Mining tax repeal fails in Senate

The mining tax has met with reprieve in the Senate, with the unpopular tax repeal voted down 35 to 32.

The Liberal party election promise to repeal both the MRRT and the Carbon tax is proving difficult to keep, with the risk of a double dissolution election looming if the senate doesn’t pass the repeal legislation a second time.

The second reading of the Minerals Resource Rent Tax Repeal and Other Measures Bill 2013 on Monday showed strong opposition to the repeal from the Labor Party and the Greens.

Only four senators out of 15 spoke against the tax repeal, indicating the level of opposition to the abolition of the resources tax.

Senator Sean Edwards pointed out dissent within Labor ranks on the carbon tax issue in earlier weeks.

“Just last week, Labor voted to keep the carbon tax… Obviously the Labor Party's number one ticket holder in Western Australia for the election on 5 April is not in concert with his federal parliamentary colleagues, because Mr Joe Bullock proudly declared that Labor was scrapping the carbon tax,” he said.

Edwards also suggested that the tax was harming investment in mining.

“Of particular significance to us in this debate is the issue of foreign investment. It must be made clear that the MRRT overlooked the fact that the very strength of the industry is dependent on attracting huge amounts of investment from abroad… Under Labor, Australia was not seen as an attractive business destination.”

Senator Larissa Waters suggested that although the tax has problems, these could be fixed.

“The mining tax clearly has its problems, but these problems should be solved by strengthening it, not by ripping it up,” she said.

“When something is broken, you fix it; you do not throw it out.

“The fact that we must speak today against the repeal of the mining tax is testament to the fact that this government is totally in the pocket of the big mining companies.

“In fact, it is a wonder that this government does not just abolish the parliament entirely and put Xstrata, BHP and Rio overtly in control of the country, rather than just covertly in control.”

Senator Doug Cameron, in response to Senator Bernardi, raised the issue of the amount of money raised by the mining tax, suggesting that the money is well spent of community issues.

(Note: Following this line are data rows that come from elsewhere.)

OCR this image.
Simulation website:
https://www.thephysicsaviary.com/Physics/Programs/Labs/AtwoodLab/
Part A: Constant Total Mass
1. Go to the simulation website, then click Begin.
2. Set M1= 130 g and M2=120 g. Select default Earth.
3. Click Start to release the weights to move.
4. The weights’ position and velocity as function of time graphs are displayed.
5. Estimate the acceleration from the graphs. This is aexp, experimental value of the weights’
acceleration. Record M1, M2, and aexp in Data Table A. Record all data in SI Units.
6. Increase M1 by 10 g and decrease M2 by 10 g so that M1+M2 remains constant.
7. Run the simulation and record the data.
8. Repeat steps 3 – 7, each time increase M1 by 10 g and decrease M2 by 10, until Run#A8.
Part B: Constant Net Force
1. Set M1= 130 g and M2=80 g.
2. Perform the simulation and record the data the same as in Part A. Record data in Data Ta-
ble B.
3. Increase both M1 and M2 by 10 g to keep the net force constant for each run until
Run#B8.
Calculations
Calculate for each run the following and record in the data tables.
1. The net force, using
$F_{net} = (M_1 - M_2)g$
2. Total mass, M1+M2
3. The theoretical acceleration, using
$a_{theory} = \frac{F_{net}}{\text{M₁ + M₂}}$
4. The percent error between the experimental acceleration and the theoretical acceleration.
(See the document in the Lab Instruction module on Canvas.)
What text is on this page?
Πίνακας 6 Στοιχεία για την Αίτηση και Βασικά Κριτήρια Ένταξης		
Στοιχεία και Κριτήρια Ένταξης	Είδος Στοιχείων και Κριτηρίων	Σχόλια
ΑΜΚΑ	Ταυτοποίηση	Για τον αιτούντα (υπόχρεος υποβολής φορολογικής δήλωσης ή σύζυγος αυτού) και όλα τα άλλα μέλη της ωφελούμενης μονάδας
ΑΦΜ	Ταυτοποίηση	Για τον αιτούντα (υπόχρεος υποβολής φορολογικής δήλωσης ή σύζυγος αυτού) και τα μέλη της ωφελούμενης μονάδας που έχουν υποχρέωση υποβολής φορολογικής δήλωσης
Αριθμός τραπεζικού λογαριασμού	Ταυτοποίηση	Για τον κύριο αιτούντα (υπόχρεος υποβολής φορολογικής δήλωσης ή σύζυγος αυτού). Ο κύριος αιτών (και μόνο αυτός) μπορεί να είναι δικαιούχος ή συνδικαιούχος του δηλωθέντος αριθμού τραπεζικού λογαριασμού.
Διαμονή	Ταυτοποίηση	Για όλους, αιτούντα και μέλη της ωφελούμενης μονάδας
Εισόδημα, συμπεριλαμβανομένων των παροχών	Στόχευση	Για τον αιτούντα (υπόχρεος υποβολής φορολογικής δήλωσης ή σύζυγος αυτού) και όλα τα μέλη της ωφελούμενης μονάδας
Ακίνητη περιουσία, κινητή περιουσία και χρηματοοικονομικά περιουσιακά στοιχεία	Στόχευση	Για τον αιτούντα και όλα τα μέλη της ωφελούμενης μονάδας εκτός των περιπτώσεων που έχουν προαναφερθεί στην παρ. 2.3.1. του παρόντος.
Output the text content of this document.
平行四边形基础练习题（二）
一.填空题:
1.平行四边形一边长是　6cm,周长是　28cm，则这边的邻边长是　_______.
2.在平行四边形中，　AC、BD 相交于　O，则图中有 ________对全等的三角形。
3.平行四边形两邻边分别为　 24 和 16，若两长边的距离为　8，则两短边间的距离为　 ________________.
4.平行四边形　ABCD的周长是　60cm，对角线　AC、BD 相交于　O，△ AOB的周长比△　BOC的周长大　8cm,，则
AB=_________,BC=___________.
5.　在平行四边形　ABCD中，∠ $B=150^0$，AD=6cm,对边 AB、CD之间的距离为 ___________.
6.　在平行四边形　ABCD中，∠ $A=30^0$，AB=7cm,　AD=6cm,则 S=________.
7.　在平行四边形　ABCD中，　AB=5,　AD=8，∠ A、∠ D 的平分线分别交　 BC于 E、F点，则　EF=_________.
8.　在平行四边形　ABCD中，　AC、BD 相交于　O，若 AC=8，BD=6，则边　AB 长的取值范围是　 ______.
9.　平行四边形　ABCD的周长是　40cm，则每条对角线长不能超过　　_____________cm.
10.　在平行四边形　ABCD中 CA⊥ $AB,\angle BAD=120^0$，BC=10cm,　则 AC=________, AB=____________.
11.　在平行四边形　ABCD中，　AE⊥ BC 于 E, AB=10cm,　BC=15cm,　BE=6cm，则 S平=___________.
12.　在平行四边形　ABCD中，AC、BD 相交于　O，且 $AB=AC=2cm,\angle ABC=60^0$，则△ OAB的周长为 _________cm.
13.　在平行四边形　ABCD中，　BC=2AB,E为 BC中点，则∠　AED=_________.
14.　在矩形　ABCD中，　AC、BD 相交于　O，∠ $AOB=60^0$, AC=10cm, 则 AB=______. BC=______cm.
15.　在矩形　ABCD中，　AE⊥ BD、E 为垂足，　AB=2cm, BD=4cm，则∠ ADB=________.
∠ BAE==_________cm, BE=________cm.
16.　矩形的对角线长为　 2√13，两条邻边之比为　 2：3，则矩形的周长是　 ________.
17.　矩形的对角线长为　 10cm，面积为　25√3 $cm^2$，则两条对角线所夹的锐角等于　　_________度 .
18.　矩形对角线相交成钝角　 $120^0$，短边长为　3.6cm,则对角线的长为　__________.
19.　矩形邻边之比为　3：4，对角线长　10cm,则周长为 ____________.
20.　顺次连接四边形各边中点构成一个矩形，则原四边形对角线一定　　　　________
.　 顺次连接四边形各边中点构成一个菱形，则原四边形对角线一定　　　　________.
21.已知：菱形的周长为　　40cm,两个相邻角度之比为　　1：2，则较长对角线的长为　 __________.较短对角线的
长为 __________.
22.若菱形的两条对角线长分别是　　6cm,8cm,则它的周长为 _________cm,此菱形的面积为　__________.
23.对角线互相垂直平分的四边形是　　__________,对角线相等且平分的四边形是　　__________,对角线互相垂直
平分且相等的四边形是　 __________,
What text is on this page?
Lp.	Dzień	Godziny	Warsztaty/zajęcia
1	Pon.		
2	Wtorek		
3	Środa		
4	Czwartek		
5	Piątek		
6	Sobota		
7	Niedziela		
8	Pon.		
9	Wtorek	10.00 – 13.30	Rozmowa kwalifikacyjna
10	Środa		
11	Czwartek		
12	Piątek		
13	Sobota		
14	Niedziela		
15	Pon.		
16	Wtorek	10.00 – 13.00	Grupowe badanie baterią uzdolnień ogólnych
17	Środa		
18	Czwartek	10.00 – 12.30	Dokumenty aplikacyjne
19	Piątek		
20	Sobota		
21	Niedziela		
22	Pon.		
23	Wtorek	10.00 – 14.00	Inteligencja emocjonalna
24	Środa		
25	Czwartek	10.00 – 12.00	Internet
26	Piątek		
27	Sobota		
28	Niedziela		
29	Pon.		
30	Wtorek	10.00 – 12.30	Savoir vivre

“He talked about there only being $400 million raised [by the MRRT]. I would rather have $400 million being spent in the community on issues of importance to the community than have the mining companies make even more profit,” Cameron said.

Greens senator Christine Milne told the Senate that although the tax had not made as much money as was projected, this money was still valuable to the state, and that the mining industry was showing profits large enough to sustain the tax.

“The miners made a combined half-year profit of US$14.58 billion,” she said

“If that is not a superprofits tax candidate, I do not know what is. They are making megaprofits, and the way they have framed this debate is, 'Oh, the iron ore price is down; therefore we should not have to pay the superprofits tax.' With the iron ore price down, they have almost doubled their profits, and that is in a half-year, not a full year, so goodness only knows what they are going to end up with in terms of that assessment.

Milne also said that the great tragedy of the mining tax was that it did not tax heavily enough.

“Originally the tax was meant to be a 40 per cent tax on superprofits above $50 million and applied to all minerals.

“The tragedy is that it was watered down to an effective rate of 22.5 per cent on profits above $75 million and restricted to only a few minerals. That is where it went horribly wrong, and that is where the mining industry absolutely pulled the wool over the eyes of former Prime Minister Gillard and Treasurer Wayne Swan.”

Milne motioned for a second reading amendment harking back to the original super profits tax touted by Kevin Rudd in his first term, suggesting that a 40 per cent tax rate should be applied to all minerals, and said that the benefits of the mining boom should be enjoyed by all Australian Society.

The bill will return to the lower house, where it is anticipated it shall be quickly passed and returned to the upper house.